Politics is an art of improbabilities and impossibilities. The twists and turns occur due to several unforeseen circumstances and many times, the trigger comes from the most unexpected quarters. The "art of the possible" is the idea that politics is a matter of pragmatism, instead of idealism. According to this worldview, politics is a matter of creating achievable goals and implementing them in the real world.

Well, the twists and turns AP politics is taking proves the point.

Three years into the rule following a popular mandate, the YSRCP government has almost decimated the Opposition with its deft and zeal and is said to be happily galloping towards its 175/175 goal of 2024. It preferred to persist with its three capitals issue, having realised, perhaps, that with Polavaram remaining a pipe dream it needed to divert public attention to a more emotive one to seek a tangible result in the next general elections. So, it ignited the politics with sub-regional aspirations and attempted to infuse an anti-Amaravati sentiment. The result was unexpected. It landed Pawan Kalyan once again into the vortex of it and he, for a change, delivered the expected kind of talk to the liking of his frenzied followers.

"Cometh the hour, cometh the man," it is said and the main Opposition leader, N Chandrababu Naidu, parachuted on to the scene without wasting much time to join hands with Pawan Kalyan "moved by the plight of the Power Star." The 19th century German statesman Otto von Bismarck, who reunified Germany had famously said that "politics is the art of the possible, the attainable — the art of the next best." Of course, economist Kenneth Galbraith expressed a more negative view of political pragmatism when he said, "politics is not the art of the possible. It consists in choosing between the disastrous and the unpalatable."

Our politicians are good at all these things anyway. Politicians generally use the "art of the possible" as a positive phrase. The term suggests intelligence, common sense, and an ability to work within the system. President Biden used the phrase "art of the possible" during his first presidential press conference, at the start of 2021. A reporter asked the President whether he planned to abolish the filibuster, and Biden responded: "Successful electoral politics is the art of the possible. Let's figure out how we can get this done and move in the direction of significantly changing the abuse of even the filibuster rule first. It's been abused from the time it came into being — by an extreme way in the last 20 years. Let's deal with the abuse first."
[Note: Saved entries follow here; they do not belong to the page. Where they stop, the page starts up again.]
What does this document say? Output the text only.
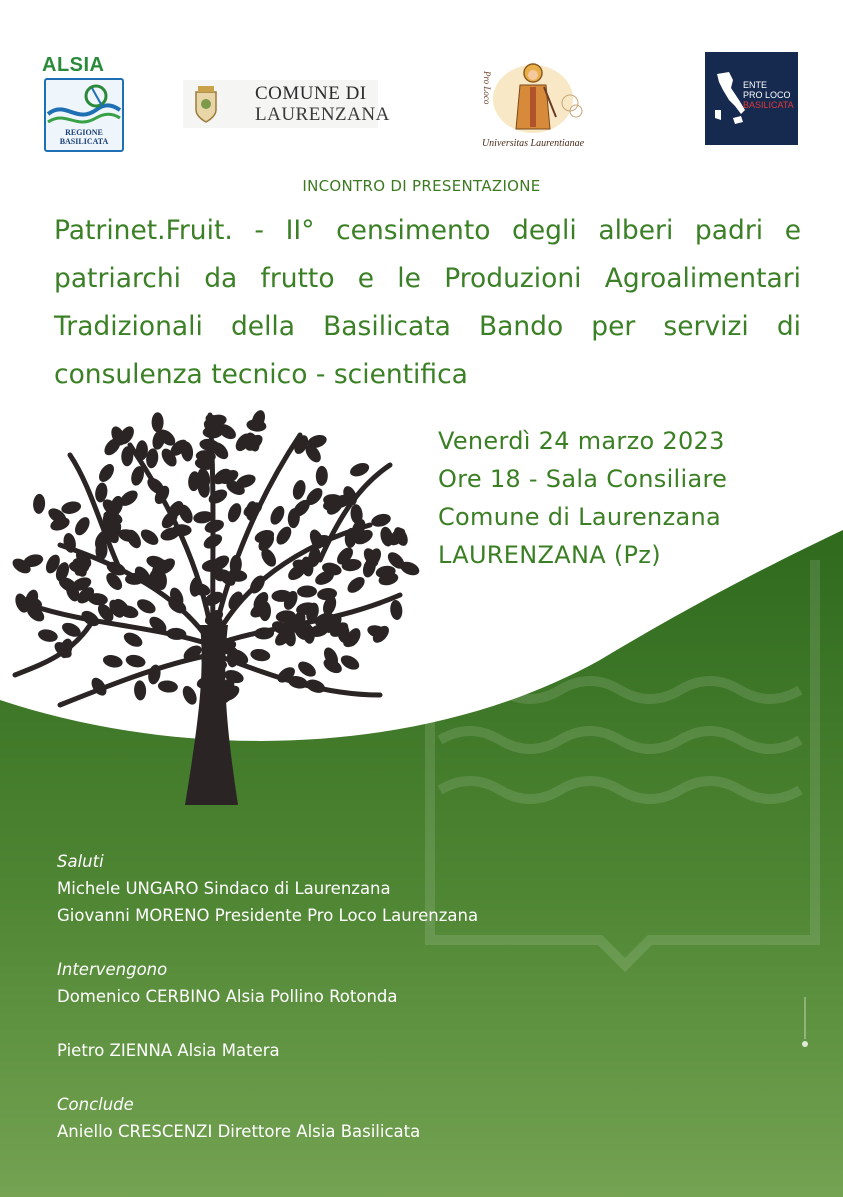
ALSIA
REGIONE BASILICATA
COMUNE DI
LAURENZANA
Pro Loco
Universitas Laurentianae
ENTE
PRO LOCO
BASILICATA
INCONTRO DI PRESENTAZIONE
Patrinet.Fruit. - II° censimento degli alberi padri e patriarchi da frutto e le Produzioni Agroalimentari Tradizionali della Basilicata Bando per servizi di consulenza tecnico - scientifica
Venerdì 24 marzo 2023
Ore 18 - Sala Consiliare
Comune di Laurenzana
LAURENZANA (Pz)
Saluti
Michele UNGARO Sindaco di Laurenzana
Giovanni MORENO Presidente Pro Loco Laurenzana
Intervengono
Domenico CERBINO Alsia Pollino Rotonda
Pietro ZIENNA Alsia Matera
Conclude
Aniello CRESCENZI Direttore Alsia Basilicata
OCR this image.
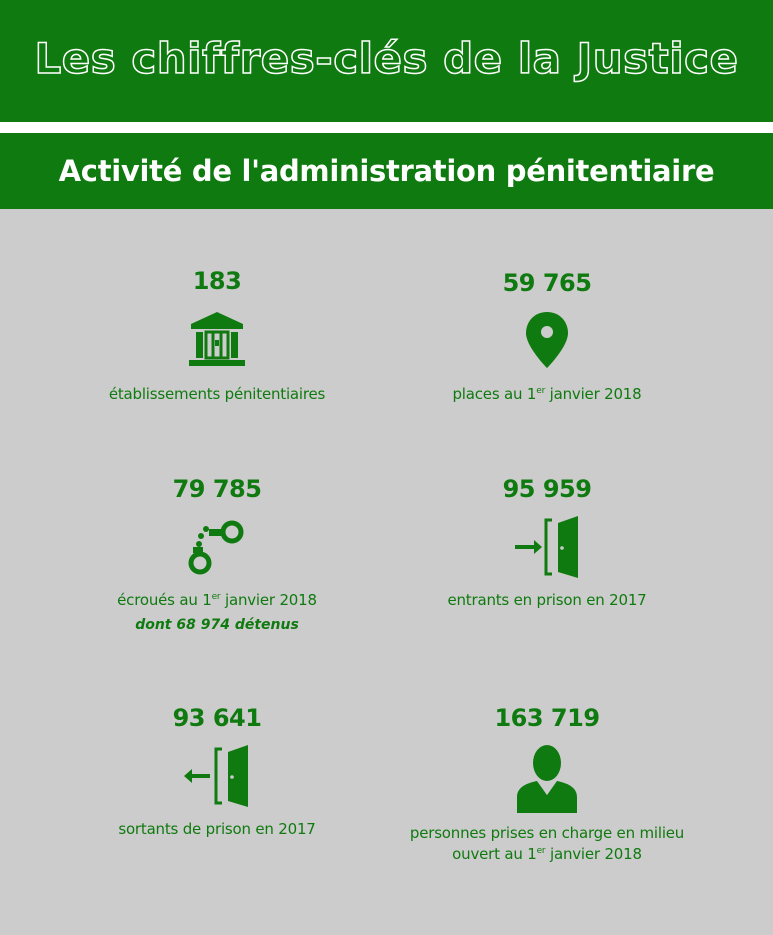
Les chiffres-clés de la Justice
Activité de l'administration pénitentiaire
183
établissements pénitentiaires
59 765
places au 1er janvier 2018
79 785
écroués au 1er janvier 2018
dont 68 974 détenus
95 959
entrants en prison en 2017
93 641
sortants de prison en 2017
163 719
personnes prises en charge en milieu
ouvert au 1er janvier 2018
Not that Pawan Kalyan and Naidu are best friends. They could never be and they would never be. They had an arrangement in the past and they could do so now. We talk of "the art of the possible" when we want to explain why a politician seems to be contradicting himself. When a leader acts against his or her own stated principles, it's because he is being pragmatic and seeking out the art of the possible. Well, that is what AP is witnessing now.